Nba, i Lakers rinascono  contro Minnesota

La serie è sull’1-1 e adesso si sposta a Minneapolis. Doncic avvisa: "Giocare a casa loro sarà una guerra". JJ Redick conquista la sua prima vittoria da allenatore nei playoff. La partita dimostra che le stelle non bastano  

Dario Ronzulli Dario Ronzulli

Pubblicato il 24.04.2025, 13:00

4 min

Quasi alla metà del terzo quarto di Gara 2 contro Minnesota, i Lakers sembravano in controllo della situazione. Ma alcuni possessi non erano piaciuti al coach gialloviola che ha chiamato timeout e ha fatto una bella strigliata ai suoi, invitandoli a non abbassare la guardia. L'effetto è stato un 7-0 di parziale che ha definitivamente archiviato la partita. Lakers dunque sull'1-1 e, di fatto, con un solo passaggio a vuoto, quello prontamente tamponato da JJ Redick che ha ottenuto la sua prima vittoria ai playoff da allenatore. Se in Gara 1 i tiri da 3 dei Timberwolves erano stati una chiave della loro vittoria, nel secondo episodio sono stati invece la cartina di tornasole dei loro problemi offensivi. I soli Julius Randle e Anthony Edwards in doppia cifra, tutti gli altri a schiantarsi contro il muro difensivo innalzato dai losangelini.

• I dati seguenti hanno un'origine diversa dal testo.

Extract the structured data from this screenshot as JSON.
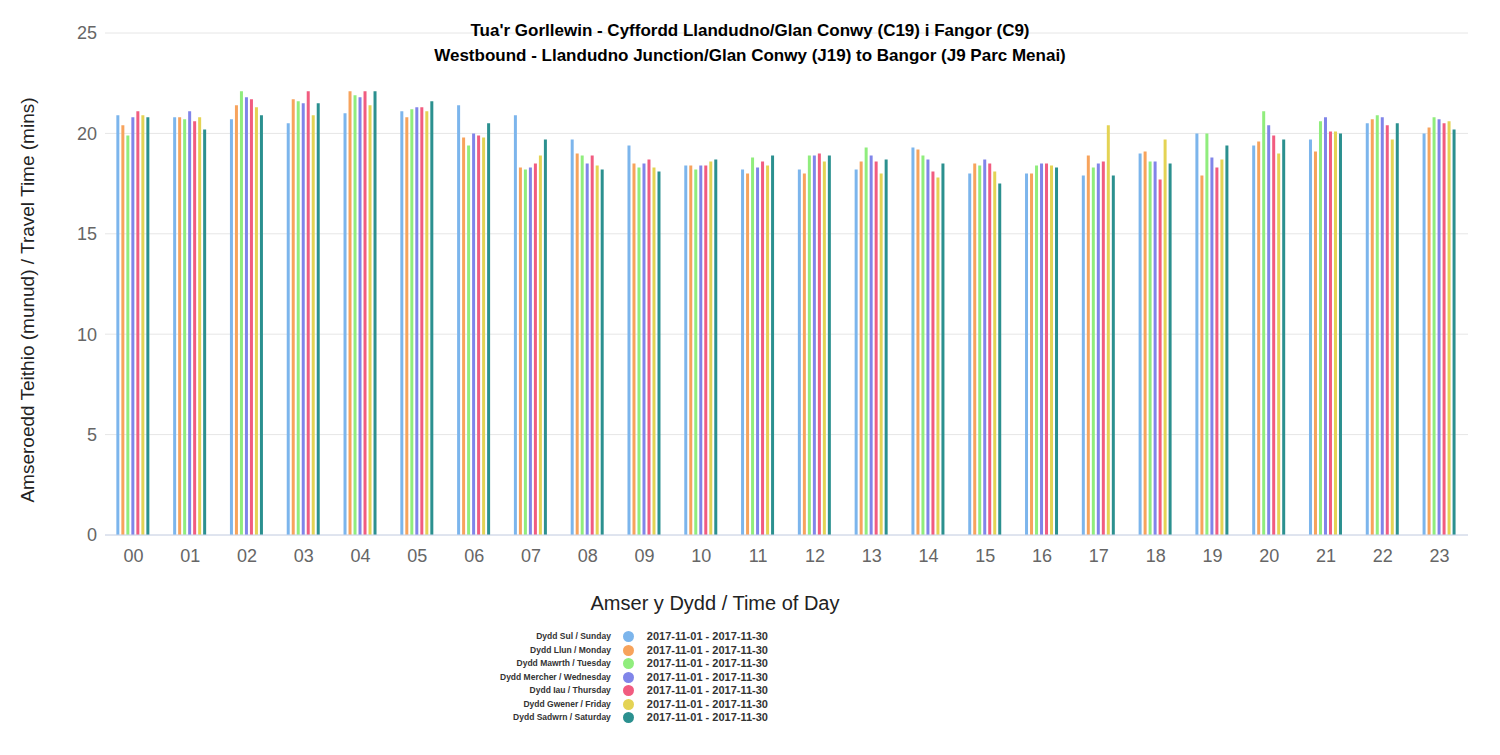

Lakers, vittoria di squadra

Se Luka Doncic va ad un assist dalla tripla doppia e LeBron James sfodera una partita a tutto tondo, il merito del successo Lakers è senza dubbio da ascrivere al resto del team a dimostrazione, se mai ce ne fosse bisogno, di come le due stelle da sole non vadano da nessuna parte. La serie ora si sposta a Minneapolis con i Twolves che possono comunque dirsi soddisfatti delle prime due sfide, che hanno permesso di ribaltare il fattore campo. "Giocare da loro sarà una guerra, i loro tifosi si fanno sentire, non dovremo andare nel panico" l'avviso ai naviganti di Luka Doncic.

Gli altri risultati

Chi non è affatto soddisfatto è Milwaukee, che perde ancora a Indianapolis con i Pacers ora sul 2-0 e reduci da una prestazione di grande autorità. "Credo sia il giocatore più sottovalutato di tutta l'NBA" ha detto Tyrese Haliburton del suo compagno Pascal Siakam, dominante sui due lati del campo. Ha provato ad essere dominante anche Giannis Antetokounmpo e in gran parte ci è riuscito: tre assist lo hanno separato dalla tripla doppia, facendosi sentire molto a rimbalzo. Il problema per i Bucks è che il greco ha dovuto cantare e portare la croce visto che i suoi compagni ancora una volta hanno latitato, soprattutto in difesa. Il ritorno di Damian Lillard non poteva bastare e infatti non è bastato: l'ex Portland è apparso ancora indietro di condizione dopo un mese di stop e ha fatto ciò che ha potuto per aiutare la squadra, anche provando ad alzare la tensione nel finale con qualche scambio verbale con Haliburton. Milwaukee ha il talento e l'esperienza per invertire il trend ma certamente servirà ben altro, soprattutto nella propria metà campo. Cosa serva ai Grizzlies per cambiare la serie con i Thunder forse è più qualcosa legato al divino e al trascendente che alla razionalità. Anche in Gara 2 OKC non ha lasciato il minimo spazio agli avversari, che possono accontentarsi soltanto di non aver preso un’altra imbarcata storica come nel primo episodio della serie. Dove peraltro Shai Gilgeous-Alexander, fortissimo candidato MVP della stagione, non aveva neanche fatto chissà che; il canadese si è riscattato in Gara 2 pur non tirando con alte percentuali. Ma i Thunder sono talmente solidi che possono permettersi anche che il loro leader tecnico sia meno performante della regular season: Chat Holmgren, Jalen Williams e dalla panchina Alex Caruso sono devastanti. Un segnale di risveglio Memphis l’ha dato nella ripresa ma è decisamente troppo poco per impensierire la testa di serie numero 1 ad Ovest.